Tension in Europe comes over the radio, China is where the action is, Shanghai the scheduled destination.

 

The Man in the Iron Mask

“A king who’s half mad”, the plunder of the nation, torture.

Lang’s Metropolis serves as the pivot of Whale’s film, it is easily seen in the Bastille once the title character is established.

Mann’s El Cid has exactly the same view of a backward court, Eliot’s “The Hollow Men” of its courtiers.

The Four Musketeers are imprisoned for a time, the true king releases them.

Louis Hayward’s performance (“one of the finest dual characterizations of the screen,” says Variety) is crowned by a resemblance to Orson Welles in this part, Joan Bennett’s is quite beyond praise.

The cast includes Joseph Schildkraut, Walter Kingsford, Warren William, Alan Hale, Miles Mander, Albert Dekker, and Peter Cushing.

Fouquet is the source of a famous Franklin saying on unanimity in action.

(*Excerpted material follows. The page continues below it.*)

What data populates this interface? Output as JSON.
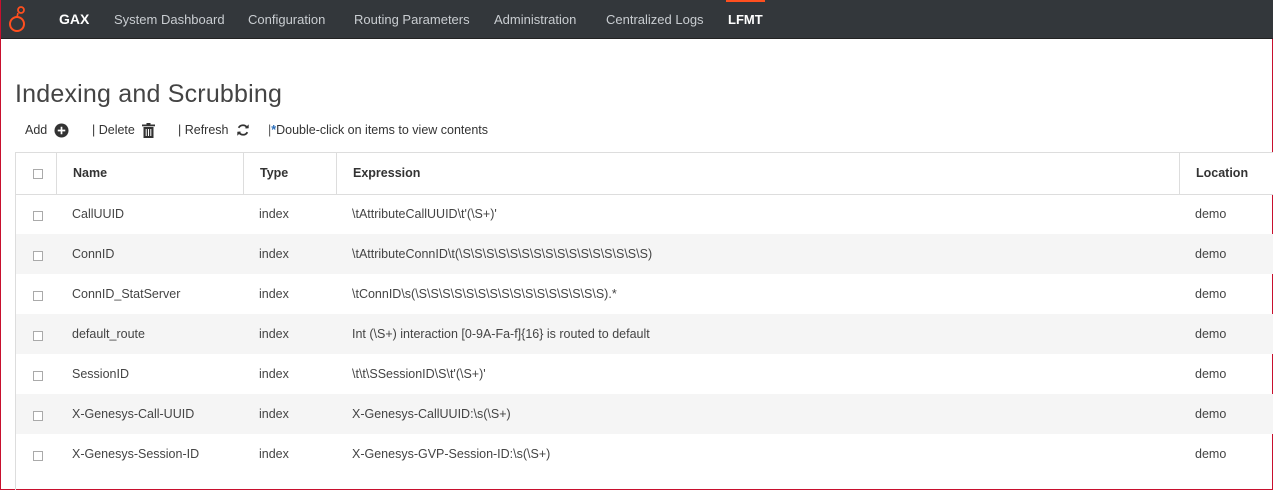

The Musketeers at work are progenitors of the Western (the ending remembers them as in Dwan’s The Iron Mask).

“It hasn’t the bizarre wit of the director’s most memorable pictures” (Time Out Film Guide).

 

Green Hell

The film is in three parts, corresponding to Richardson (Vincent Price), Forrester (George Sanders), and Brandon (Douglas Fairbanks, Jr.). They are the man of two minds and then some, the philanderer of a mind all at once (“he went to his doom”), and the genuine article with an arrow in him.

Such an abstruse item on the subject of Inca treasure naturally escaped notice.

 

They Dare Not Love

The celebrated minuet from Don Giovanni is the subject of discussion after the Anschluß, Beethoven or Haydn? Two officials of the German Travel Agency ask themselves.

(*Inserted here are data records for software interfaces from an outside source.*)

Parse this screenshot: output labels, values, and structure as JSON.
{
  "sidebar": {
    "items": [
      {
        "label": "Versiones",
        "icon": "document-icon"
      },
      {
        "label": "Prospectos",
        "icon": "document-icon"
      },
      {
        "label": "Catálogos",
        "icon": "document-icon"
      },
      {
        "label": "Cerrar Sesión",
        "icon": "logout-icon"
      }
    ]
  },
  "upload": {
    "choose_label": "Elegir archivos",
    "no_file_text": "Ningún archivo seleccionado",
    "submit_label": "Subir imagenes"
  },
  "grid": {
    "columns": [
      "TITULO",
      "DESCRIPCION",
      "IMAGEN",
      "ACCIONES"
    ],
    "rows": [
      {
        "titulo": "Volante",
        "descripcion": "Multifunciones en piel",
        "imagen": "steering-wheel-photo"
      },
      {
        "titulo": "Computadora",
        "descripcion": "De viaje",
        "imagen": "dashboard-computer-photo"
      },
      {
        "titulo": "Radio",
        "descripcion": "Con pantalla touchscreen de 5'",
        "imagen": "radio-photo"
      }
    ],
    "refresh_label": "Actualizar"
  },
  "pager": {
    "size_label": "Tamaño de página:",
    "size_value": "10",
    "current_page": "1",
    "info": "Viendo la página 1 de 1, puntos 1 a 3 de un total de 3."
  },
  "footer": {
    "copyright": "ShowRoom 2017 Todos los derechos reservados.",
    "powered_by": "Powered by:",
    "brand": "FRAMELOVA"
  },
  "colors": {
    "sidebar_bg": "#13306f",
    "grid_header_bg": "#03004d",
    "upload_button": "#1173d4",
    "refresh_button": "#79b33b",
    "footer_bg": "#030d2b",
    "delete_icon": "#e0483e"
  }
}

A great, masterful work in distinct stages, an orderly retreat, affairs of the moment, when in Rome, the call to duty, sticking to one’s course.

The country is stolen from around one, the ship is bought out from under one.

The prince is wanted by the Gestapo as a “rallying point”, adherence to him means sharing his fate.

The intricate building of this great good advice is a very clever labor that completely eluded the New York Times reviewer (T.M.P.), and of course Halliwell is in agreement, “not at all memorable.”